Cerebral ischemia induces intermittently spaced capillary constrictions, among which erythrocytes are entrapped. Brain sections in upper panels illustrate the cortical capillaries filled with horseradish peroxidase (HRP) injected before killing the mouse. In contrast to uninterruptedly filled nonischemic microvessels (A), the luminal HRP column is interrupted by nodal constrictions in the ischemic hemisphere (B). Differential interference contrast (DIC) images (C–G) illustrate that erythrocytes are entrapped between the constricted segments and that the nodal capillary constrictions are colocalized with α-smooth muscle actin (α-SMA) immunopositive pericytes (green). (A–G) Images were captured from the frontal cortex at 6 hours after 2 hours of middle cerebral artery occlusion (MCA) occlusion.
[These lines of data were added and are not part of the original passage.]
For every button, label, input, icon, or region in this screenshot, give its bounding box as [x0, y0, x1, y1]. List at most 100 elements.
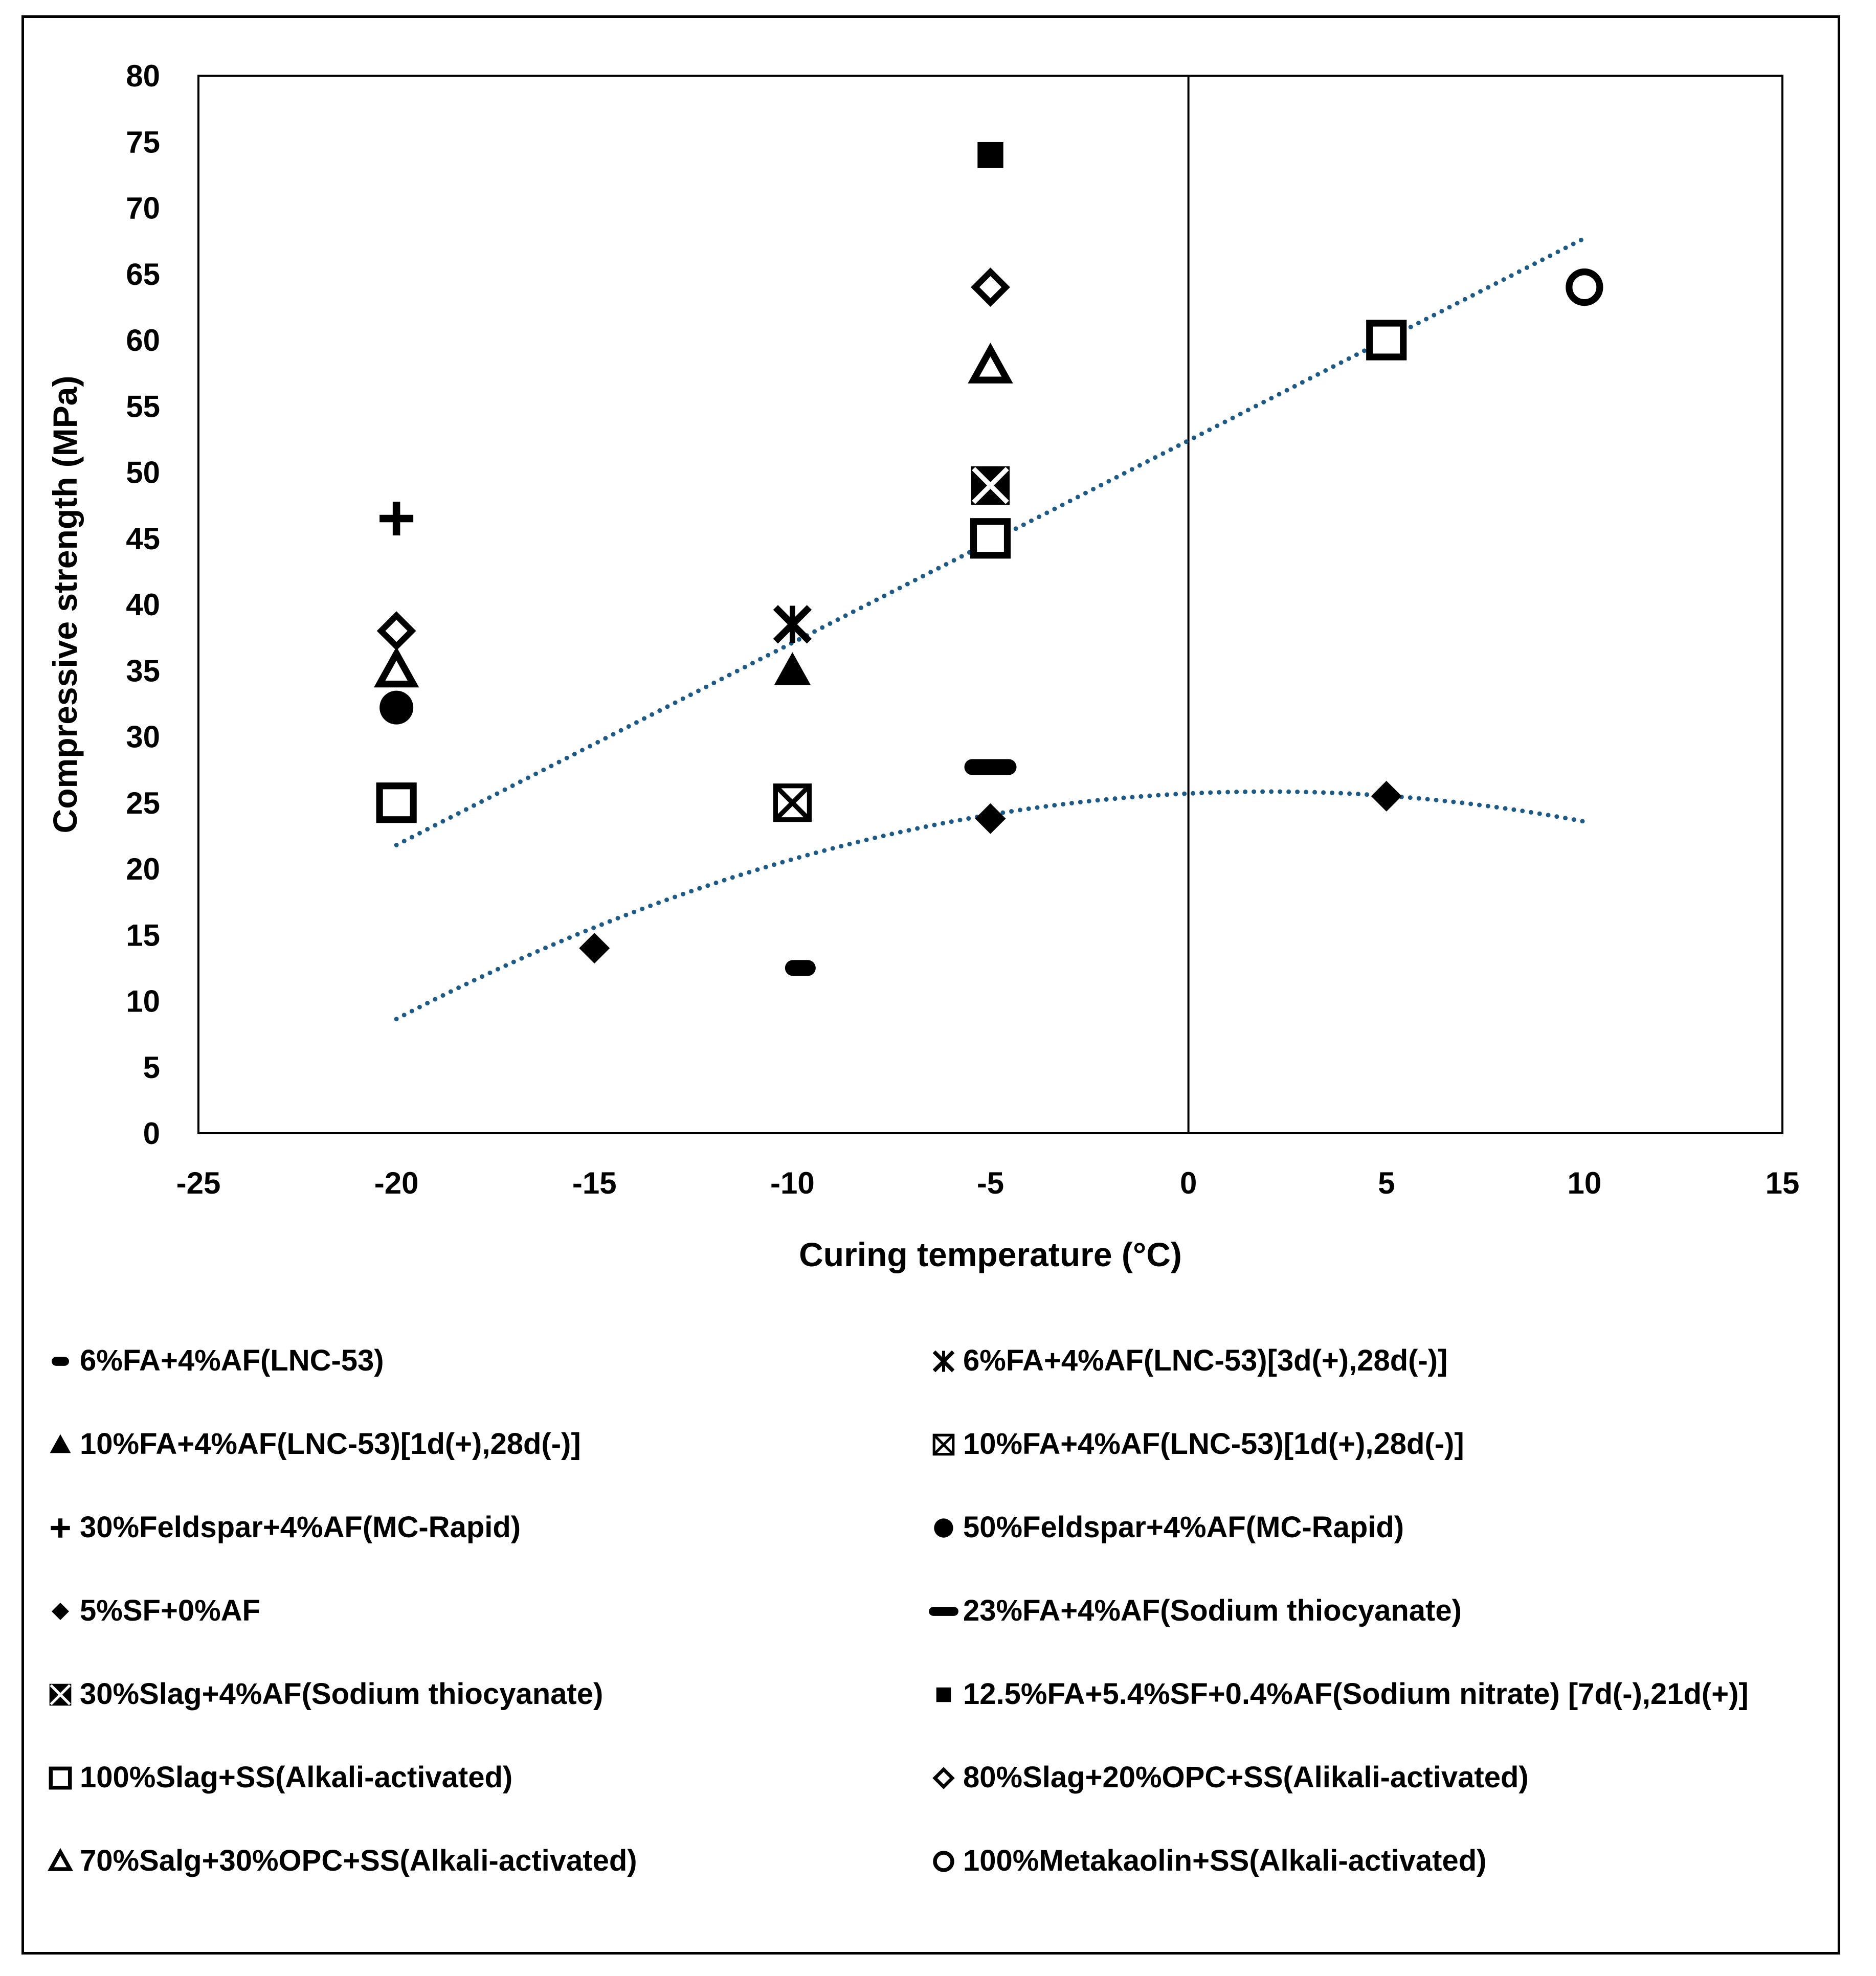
- y-tick-label: 55: [126, 389, 160, 423]
- marker-shape: [376, 611, 416, 651]
- marker-shape: [970, 518, 1011, 559]
- x-axis-title: Curing temperature (°C): [799, 1236, 1182, 1273]
- legend-marker: [49, 1766, 72, 1790]
- legend-item: 50%Feldspar+4%AF(MC-Rapid): [934, 1511, 1404, 1544]
- data-point: [376, 611, 416, 651]
- legend-item: 100%Metakaolin+SS(Alkali-activated): [933, 1844, 1486, 1877]
- y-tick-label: 75: [126, 125, 160, 159]
- legend-item: 23%FA+4%AF(Sodium thiocyanate): [929, 1594, 1462, 1627]
- data-point: [579, 933, 610, 964]
- legend-marker: [933, 1851, 954, 1872]
- chart-frame: [21, 15, 1840, 1955]
- x-tick-label: -5: [977, 1166, 1004, 1200]
- y-tick-label: 35: [126, 654, 160, 688]
- x-tick-label: 0: [1180, 1166, 1197, 1200]
- legend-marker: [52, 1357, 69, 1366]
- y-tick-label: 10: [126, 984, 160, 1019]
- legend-item: 30%Feldspar+4%AF(MC-Rapid): [51, 1511, 521, 1544]
- y-tick-label: 0: [143, 1116, 160, 1151]
- data-point: [774, 652, 811, 686]
- legend-label: 100%Slag+SS(Alkali-activated): [80, 1761, 512, 1794]
- marker-shape: [774, 784, 811, 822]
- legend-item: 10%FA+4%AF(LNC-53)[1d(+),28d(-)]: [932, 1427, 1464, 1461]
- legend-marker: [49, 1683, 72, 1706]
- marker-shape: [47, 1848, 74, 1871]
- plot-area: [197, 75, 1783, 1134]
- legend-item: 6%FA+4%AF(LNC-53)[3d(+),28d(-)]: [932, 1344, 1447, 1377]
- data-point: [379, 690, 414, 725]
- legend-marker: [51, 1518, 70, 1538]
- y-tick-label: 60: [126, 323, 160, 357]
- x-tick-label: 10: [1568, 1166, 1602, 1200]
- legend-label: 70%Salg+30%OPC+SS(Alkali-activated): [80, 1844, 637, 1877]
- legend-marker: [932, 1350, 955, 1373]
- marker-shape: [1366, 320, 1407, 361]
- marker-shape: [932, 1767, 955, 1789]
- y-axis-title: Compressive strength (MPa): [46, 376, 84, 834]
- legend-marker: [929, 1607, 958, 1616]
- marker-shape: [934, 1518, 953, 1538]
- data-point: [379, 501, 414, 535]
- marker-shape: [50, 1684, 71, 1705]
- marker-shape: [49, 1766, 72, 1790]
- legend-item: 100%Slag+SS(Alkali-activated): [49, 1761, 512, 1794]
- y-tick-label: 40: [126, 588, 160, 622]
- data-point: [373, 646, 419, 688]
- data-point: [968, 343, 1013, 384]
- y-tick-label: 25: [126, 786, 160, 820]
- marker-shape: [933, 1434, 954, 1455]
- legend-marker: [50, 1434, 71, 1453]
- legend-marker: [934, 1518, 953, 1538]
- marker-shape: [936, 1687, 951, 1702]
- data-point: [773, 783, 812, 822]
- data-point: [785, 960, 816, 976]
- x-tick-label: 5: [1378, 1166, 1395, 1200]
- legend-item: 12.5%FA+5.4%SF+0.4%AF(Sodium nitrate) [7…: [936, 1677, 1749, 1711]
- x-tick-label: 15: [1766, 1166, 1800, 1200]
- data-point: [971, 267, 1010, 307]
- y-tick-label: 80: [126, 59, 160, 93]
- y-tick-label: 20: [126, 852, 160, 886]
- x-tick-label: -15: [572, 1166, 617, 1200]
- marker-shape: [52, 1603, 69, 1620]
- marker-shape: [579, 933, 610, 964]
- data-point: [1566, 268, 1603, 306]
- marker-shape: [975, 803, 1006, 834]
- data-point: [971, 466, 1010, 505]
- y-tick-label: 70: [126, 191, 160, 226]
- y-tick-label: 30: [126, 720, 160, 754]
- legend-marker: [52, 1603, 69, 1620]
- data-point: [970, 518, 1011, 559]
- legend-label: 10%FA+4%AF(LNC-53)[1d(+),28d(-)]: [963, 1427, 1464, 1461]
- marker-shape: [373, 646, 419, 688]
- data-point: [964, 759, 1017, 775]
- marker-shape: [1371, 780, 1402, 812]
- data-point: [773, 605, 812, 644]
- legend-label: 100%Metakaolin+SS(Alkali-activated): [963, 1844, 1486, 1877]
- data-point: [975, 803, 1006, 834]
- data-point: [1366, 320, 1407, 361]
- legend-marker: [47, 1848, 74, 1871]
- y-tick-label: 50: [126, 456, 160, 490]
- legend-label: 10%FA+4%AF(LNC-53)[1d(+),28d(-)]: [80, 1427, 581, 1461]
- y-tick-label: 65: [126, 257, 160, 291]
- marker-shape: [977, 142, 1003, 168]
- y-tick-label: 15: [126, 918, 160, 952]
- y-tick-label: 45: [126, 522, 160, 556]
- x-tick-label: -10: [770, 1166, 815, 1200]
- legend-marker: [932, 1767, 955, 1789]
- marker-shape: [379, 690, 414, 725]
- legend-label: 80%Slag+20%OPC+SS(Alikali-activated): [963, 1761, 1529, 1794]
- legend-item: 10%FA+4%AF(LNC-53)[1d(+),28d(-)]: [50, 1427, 581, 1461]
- marker-shape: [968, 343, 1013, 384]
- data-point: [376, 782, 417, 823]
- legend-label: 30%Slag+4%AF(Sodium thiocyanate): [80, 1677, 603, 1711]
- legend-item: 5%SF+0%AF: [52, 1594, 260, 1627]
- marker-shape: [376, 782, 417, 823]
- marker-shape: [774, 652, 811, 686]
- y-tick-label: 5: [143, 1050, 160, 1085]
- legend-marker: [936, 1687, 951, 1702]
- legend-item: 70%Salg+30%OPC+SS(Alkali-activated): [47, 1844, 637, 1877]
- marker-shape: [1566, 268, 1603, 306]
Ischemia-induced capillary constrictions and erythrocyte entrapment can also be observed in vivo through a cranial window in mice under anesthesia (H–J). Microvessels made visible with systemically given fluorescein isothiocyanate (FITC)–dextran become better delineated after ischemia because of sluggish blood flow (allowing more fluorescence emitting), and numerous capillary constrictions appear (arrowheads) starting 1 hour after MCA occlusion (I). (H, I) Images were captured from the same cortical area before and during ischemia. Similarly, erythrocytes, which are hardly detectable under bright-field microscopy in vivo because of rapid blood flow, become visible and entrapped around the capillary constrictions during ischemia (J, arrowheads). Although it is difficult to show in vivo that all microvascular constrictions are colocalized with pericytes, processing of these brains ex vivo with NaBH₄, which renders hemoglobin fluorescent (K, red), confirmed that constricted capillaries imaged during intravital microscopy were filled with trapped erythrocytes (arrows) and the capillary constrictions were colocalized with α-SMA immunopositive pericytes (green, arrows in inset). Reproduced from Dalkara et al with permission. The color reproduction of this figure is available at the Journal of Cerebral Blood Flow and Metabolism journal online.

Figure 2

Temporal evolution of cerebral blood flow changes on magnetic resonance image-derived lesion volumes after (A) 35 minutes, (B) 60 minutes, (C) 95 minutes, and (D) permanent middle cerebral artery occlusion. Tissue reperfusion is incomplete even after MCA occlusion as brief as 35 minutes, and further deteriorates with prolonged ischemia. *P<0.0001 compared with postreperfusion values. Adapted from Bardutzky et al with permission.

Figure 3

Absence of reperfusion, even in the setting of complete recanalization, may result in a large follow-up infarct volume. (A) Axial noncontrast computed tomography (CT) carried out on admission (2.5 hours after onset of symptoms) shows subtle hypoattenuation of the right putamen but no sulcal effacement in the right middle cerebral artery (MCA) territory. (B) Axial maximum-intensity projection image from computed tomography angiography (CTA) carried out admission shows occlusion of the M1 segment of the right MCA (arrow). Perfusion CT (PCT) maps show decreased cerebral blood volume (CBV) and cerebral blood flow (CBF) in the right frontal and temporal lobes and a larger region of prolonged mean transit time (MTT) that also involves the right anterior cerebral artery (ACA) territory. The region of decreased CBV corresponds to the infarct core, whereas the surrounding mismatch region of prolonged MTT represents the ischemic penumbra. The patient received endovascular thrombectomy with a MERCI device. (C) Axial maximum-intensity projection image from CTA and PCT carried out 6 hours after admission show that, despite complete recanalization of the right MCA, PCT maps show that the region of decreased CBV and CBF has expanded to include the right anterior ACA territory that was previously considered tissue at risk. MTT is still abnormally increased in the right superficial MCA territory and in a portion of the right ACA territory. (D) Axial noncontrast CT carried out 48 hours after admission shows marked hypoattenuation and edema in the territories matching the perfusion deficit on the reperfusion PCT. Reproduced from Soares et al with permission.